Das sehen inzwischen selbst die Grünen so, wenn sie in den Ergebnissen der Sondierungen sich mit SPD und FDP auf die "Errichtung moderner Gaskraftwerke, um den im Laufe der nächsten Jahre steigenden Strom- und Energiebedarf zu wettbewerbsfähigen Preisen zu decken" geeinigt haben. Die Kraftwerke müssen immerhin so gebaut werden, "dass sie auf klimaneutrale Gase (H2-ready) umgestellt werden können."
Das passt gut zu den beiden Nord-Stream Pipelines, die ebenfalls so ausgelegt ist, gegebenenfalls Wasserstoff transportieren zu können.

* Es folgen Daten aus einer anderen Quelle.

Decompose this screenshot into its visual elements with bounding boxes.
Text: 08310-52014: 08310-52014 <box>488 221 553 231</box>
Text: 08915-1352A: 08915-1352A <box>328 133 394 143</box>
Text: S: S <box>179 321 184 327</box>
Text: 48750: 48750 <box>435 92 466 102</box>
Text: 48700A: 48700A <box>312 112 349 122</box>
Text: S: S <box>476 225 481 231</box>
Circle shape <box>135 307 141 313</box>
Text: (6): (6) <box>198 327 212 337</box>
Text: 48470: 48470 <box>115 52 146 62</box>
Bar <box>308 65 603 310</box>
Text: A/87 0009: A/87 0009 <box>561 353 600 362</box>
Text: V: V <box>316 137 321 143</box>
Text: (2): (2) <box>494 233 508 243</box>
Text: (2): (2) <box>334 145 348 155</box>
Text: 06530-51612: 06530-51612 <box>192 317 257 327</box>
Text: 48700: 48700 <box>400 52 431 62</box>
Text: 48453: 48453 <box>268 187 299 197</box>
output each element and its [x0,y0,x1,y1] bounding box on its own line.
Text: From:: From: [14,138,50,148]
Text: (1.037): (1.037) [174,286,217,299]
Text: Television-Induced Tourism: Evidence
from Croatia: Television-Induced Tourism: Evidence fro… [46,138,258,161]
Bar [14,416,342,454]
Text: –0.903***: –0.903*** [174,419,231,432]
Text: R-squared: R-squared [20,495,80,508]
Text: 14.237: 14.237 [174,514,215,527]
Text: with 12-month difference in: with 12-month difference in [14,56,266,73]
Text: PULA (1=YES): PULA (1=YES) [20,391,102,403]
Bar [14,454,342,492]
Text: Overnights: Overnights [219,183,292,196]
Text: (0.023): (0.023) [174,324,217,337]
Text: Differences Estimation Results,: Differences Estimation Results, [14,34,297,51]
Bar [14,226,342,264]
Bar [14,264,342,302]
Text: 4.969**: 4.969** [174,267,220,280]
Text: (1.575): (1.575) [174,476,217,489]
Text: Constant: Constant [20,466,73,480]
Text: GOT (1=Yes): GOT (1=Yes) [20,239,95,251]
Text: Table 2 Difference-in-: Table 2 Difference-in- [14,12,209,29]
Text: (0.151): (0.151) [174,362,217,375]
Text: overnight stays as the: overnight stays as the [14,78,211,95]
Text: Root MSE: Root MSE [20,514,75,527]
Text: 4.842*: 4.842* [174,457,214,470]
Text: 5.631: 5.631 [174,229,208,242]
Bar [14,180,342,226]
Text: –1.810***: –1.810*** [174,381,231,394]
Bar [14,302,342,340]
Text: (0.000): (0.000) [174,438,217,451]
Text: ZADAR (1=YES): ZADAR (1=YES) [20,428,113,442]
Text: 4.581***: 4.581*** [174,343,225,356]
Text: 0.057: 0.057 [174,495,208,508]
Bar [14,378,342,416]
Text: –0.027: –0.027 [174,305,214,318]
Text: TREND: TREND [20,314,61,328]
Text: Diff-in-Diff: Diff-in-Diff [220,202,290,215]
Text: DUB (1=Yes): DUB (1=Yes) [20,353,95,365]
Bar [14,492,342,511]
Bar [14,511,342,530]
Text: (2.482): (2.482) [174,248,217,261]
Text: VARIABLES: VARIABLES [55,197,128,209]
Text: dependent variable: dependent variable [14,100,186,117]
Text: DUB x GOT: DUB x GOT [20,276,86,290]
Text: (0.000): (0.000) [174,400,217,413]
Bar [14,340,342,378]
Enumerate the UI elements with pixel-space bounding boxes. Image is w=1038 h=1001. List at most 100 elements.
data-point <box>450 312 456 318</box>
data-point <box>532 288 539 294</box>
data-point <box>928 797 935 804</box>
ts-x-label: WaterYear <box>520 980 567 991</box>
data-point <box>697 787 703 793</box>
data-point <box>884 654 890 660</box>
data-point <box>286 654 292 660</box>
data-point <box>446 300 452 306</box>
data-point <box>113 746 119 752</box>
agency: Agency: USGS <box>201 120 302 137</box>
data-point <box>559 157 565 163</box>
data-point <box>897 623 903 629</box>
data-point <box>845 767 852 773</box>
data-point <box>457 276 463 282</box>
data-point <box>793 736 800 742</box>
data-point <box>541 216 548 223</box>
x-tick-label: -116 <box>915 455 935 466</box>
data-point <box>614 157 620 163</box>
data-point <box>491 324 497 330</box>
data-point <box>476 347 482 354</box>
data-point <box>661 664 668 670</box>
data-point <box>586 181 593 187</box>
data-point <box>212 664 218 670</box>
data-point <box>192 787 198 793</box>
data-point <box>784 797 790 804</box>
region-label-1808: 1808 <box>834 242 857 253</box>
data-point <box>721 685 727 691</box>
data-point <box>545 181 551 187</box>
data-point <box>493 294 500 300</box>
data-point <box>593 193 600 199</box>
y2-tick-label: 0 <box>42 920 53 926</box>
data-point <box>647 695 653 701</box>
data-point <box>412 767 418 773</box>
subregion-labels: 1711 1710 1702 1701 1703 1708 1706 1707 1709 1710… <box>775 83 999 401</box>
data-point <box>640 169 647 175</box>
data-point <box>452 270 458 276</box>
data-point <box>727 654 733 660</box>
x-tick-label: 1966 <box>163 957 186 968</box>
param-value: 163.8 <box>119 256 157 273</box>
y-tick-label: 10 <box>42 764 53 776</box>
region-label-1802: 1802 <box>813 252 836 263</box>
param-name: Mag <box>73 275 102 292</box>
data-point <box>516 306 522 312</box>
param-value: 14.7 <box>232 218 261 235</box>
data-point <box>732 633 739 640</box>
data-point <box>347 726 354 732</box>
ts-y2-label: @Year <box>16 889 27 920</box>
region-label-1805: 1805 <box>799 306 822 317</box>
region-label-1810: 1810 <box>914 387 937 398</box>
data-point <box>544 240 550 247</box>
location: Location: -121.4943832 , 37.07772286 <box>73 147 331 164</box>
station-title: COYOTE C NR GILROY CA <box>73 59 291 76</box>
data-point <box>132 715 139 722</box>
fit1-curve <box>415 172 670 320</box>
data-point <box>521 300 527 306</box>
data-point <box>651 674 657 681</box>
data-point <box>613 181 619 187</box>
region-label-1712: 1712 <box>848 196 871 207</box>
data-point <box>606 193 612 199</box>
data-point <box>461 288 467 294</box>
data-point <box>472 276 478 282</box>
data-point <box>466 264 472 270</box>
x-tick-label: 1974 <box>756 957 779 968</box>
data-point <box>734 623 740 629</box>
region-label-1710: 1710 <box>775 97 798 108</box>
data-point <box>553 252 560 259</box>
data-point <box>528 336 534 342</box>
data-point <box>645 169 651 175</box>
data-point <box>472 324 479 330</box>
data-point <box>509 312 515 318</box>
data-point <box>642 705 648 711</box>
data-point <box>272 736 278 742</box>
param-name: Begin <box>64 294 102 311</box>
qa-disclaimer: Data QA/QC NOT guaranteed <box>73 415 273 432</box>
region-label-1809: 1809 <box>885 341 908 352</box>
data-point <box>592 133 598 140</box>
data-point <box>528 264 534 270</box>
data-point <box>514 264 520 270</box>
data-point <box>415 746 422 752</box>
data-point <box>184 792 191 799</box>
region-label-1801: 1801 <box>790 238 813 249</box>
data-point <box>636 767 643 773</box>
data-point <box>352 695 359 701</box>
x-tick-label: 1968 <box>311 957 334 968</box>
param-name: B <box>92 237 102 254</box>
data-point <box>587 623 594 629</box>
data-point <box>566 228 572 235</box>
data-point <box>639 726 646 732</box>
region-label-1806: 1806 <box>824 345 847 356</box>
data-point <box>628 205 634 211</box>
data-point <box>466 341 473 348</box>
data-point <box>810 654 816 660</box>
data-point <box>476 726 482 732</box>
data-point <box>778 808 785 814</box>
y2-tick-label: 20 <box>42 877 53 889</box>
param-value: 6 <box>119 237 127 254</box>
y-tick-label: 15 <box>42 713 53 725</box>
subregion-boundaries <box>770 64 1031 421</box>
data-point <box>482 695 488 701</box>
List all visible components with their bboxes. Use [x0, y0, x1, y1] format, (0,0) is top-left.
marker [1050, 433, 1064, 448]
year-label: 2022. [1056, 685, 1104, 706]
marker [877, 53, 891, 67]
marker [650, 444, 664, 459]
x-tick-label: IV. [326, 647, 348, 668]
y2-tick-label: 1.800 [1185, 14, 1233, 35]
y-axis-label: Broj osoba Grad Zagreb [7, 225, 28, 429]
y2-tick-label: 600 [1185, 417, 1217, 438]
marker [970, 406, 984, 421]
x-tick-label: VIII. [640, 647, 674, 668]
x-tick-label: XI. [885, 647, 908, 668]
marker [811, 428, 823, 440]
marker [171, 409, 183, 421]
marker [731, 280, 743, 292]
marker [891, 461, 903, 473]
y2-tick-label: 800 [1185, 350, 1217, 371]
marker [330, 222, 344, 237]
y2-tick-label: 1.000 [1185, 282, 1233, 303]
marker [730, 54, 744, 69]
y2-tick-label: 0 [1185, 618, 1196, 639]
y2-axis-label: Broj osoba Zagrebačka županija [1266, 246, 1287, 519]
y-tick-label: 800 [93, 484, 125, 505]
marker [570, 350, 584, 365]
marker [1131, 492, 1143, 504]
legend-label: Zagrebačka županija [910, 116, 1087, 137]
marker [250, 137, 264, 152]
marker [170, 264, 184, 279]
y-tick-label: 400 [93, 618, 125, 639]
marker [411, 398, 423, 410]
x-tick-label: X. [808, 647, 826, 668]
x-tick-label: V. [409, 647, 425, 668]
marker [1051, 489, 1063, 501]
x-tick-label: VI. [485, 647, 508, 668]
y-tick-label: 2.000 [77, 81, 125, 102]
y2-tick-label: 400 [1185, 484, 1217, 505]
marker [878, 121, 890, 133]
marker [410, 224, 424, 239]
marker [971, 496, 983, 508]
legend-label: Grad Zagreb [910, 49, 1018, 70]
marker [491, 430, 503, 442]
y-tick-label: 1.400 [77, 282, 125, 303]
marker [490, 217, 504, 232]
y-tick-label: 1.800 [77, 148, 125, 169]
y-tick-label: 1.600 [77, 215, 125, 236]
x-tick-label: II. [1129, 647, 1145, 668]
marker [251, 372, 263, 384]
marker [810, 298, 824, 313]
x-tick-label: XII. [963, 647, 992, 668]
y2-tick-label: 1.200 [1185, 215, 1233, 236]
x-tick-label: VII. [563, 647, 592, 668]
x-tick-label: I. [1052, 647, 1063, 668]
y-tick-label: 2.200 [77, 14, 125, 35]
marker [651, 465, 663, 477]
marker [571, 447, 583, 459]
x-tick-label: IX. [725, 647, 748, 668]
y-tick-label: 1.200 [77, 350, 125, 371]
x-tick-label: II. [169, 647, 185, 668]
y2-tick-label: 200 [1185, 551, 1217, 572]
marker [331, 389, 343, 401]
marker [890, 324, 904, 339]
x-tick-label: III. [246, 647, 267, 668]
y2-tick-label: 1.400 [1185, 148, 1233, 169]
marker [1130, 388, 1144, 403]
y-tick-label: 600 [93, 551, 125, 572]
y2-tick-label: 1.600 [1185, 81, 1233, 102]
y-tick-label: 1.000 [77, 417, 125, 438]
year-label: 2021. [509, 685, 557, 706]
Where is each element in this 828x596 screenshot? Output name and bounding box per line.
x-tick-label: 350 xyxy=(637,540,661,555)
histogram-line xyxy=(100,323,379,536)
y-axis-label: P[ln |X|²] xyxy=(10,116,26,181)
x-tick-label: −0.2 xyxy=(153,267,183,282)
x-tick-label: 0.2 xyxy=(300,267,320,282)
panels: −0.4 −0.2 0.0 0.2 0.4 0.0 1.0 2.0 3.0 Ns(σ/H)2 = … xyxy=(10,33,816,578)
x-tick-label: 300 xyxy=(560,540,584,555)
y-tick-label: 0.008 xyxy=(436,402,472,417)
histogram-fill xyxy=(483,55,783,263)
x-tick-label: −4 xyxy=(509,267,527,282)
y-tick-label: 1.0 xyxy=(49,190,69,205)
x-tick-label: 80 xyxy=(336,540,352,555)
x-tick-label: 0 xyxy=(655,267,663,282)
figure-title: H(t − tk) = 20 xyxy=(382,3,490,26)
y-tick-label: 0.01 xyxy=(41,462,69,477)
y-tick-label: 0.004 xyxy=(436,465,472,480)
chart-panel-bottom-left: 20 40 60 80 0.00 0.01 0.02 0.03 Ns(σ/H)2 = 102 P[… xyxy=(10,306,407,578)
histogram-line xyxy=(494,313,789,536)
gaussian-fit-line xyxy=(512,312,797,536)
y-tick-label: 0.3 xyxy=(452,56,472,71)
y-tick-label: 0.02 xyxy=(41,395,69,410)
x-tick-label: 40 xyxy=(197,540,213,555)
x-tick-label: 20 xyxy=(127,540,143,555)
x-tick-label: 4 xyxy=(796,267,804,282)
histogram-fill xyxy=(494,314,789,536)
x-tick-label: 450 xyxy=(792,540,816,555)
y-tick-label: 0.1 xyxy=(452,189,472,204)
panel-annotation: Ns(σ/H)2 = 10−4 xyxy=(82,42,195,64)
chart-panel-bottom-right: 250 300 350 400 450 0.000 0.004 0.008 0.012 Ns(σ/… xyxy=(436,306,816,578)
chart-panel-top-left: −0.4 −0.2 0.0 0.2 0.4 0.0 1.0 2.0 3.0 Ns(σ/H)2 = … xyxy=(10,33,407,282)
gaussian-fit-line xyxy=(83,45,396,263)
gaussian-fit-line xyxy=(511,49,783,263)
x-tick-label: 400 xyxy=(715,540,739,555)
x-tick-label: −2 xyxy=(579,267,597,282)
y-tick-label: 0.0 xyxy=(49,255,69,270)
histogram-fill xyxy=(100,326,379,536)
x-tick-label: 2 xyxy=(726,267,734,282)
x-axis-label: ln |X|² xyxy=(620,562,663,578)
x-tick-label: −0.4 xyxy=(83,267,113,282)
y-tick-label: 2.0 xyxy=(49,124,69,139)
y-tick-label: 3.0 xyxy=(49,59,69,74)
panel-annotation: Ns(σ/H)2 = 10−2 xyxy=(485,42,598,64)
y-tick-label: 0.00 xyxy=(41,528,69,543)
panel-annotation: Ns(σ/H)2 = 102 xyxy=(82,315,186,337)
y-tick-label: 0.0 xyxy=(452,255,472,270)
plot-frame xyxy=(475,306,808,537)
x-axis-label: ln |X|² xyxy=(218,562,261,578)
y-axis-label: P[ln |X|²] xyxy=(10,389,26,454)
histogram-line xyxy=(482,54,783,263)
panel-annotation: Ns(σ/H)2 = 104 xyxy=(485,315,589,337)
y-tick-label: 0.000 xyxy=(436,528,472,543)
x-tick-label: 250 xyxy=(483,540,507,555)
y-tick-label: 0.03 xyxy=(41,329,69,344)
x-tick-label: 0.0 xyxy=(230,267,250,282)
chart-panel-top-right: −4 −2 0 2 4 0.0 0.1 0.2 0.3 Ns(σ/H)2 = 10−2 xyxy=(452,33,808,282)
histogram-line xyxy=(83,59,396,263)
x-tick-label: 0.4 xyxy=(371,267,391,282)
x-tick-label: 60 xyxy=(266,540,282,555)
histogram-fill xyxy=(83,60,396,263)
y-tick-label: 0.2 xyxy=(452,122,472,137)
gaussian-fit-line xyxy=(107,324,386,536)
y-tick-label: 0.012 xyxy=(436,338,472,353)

Bis es so weit ist, wird jedoch noch viel Gas durch Nord-Stream fließen, und erst recht durch Sila Sibiri (Power of Sibiria), die erste russische Pipeline nach China. Die Grünen wollen sogar, dass Russland die rostigen Rohre der Ukraine stärker befüllt – trotz des Risikos von Leckagen.
Wenn es darum geht, Moskau einen reinzuwürgen, hat das sogar Vorrang vor Klimaschutz. Man kann das alles beklagen, aber jetzt rächt sich, dass trotz früher Einsichten, wie etwa bei der Rio-Konferenz 1992, die letzten 30 Jahre klimapolitisch verloren waren. Wer zu spät kommt, den bestrafen Dürre, Hochwasser, Waldbrände und Artensterben.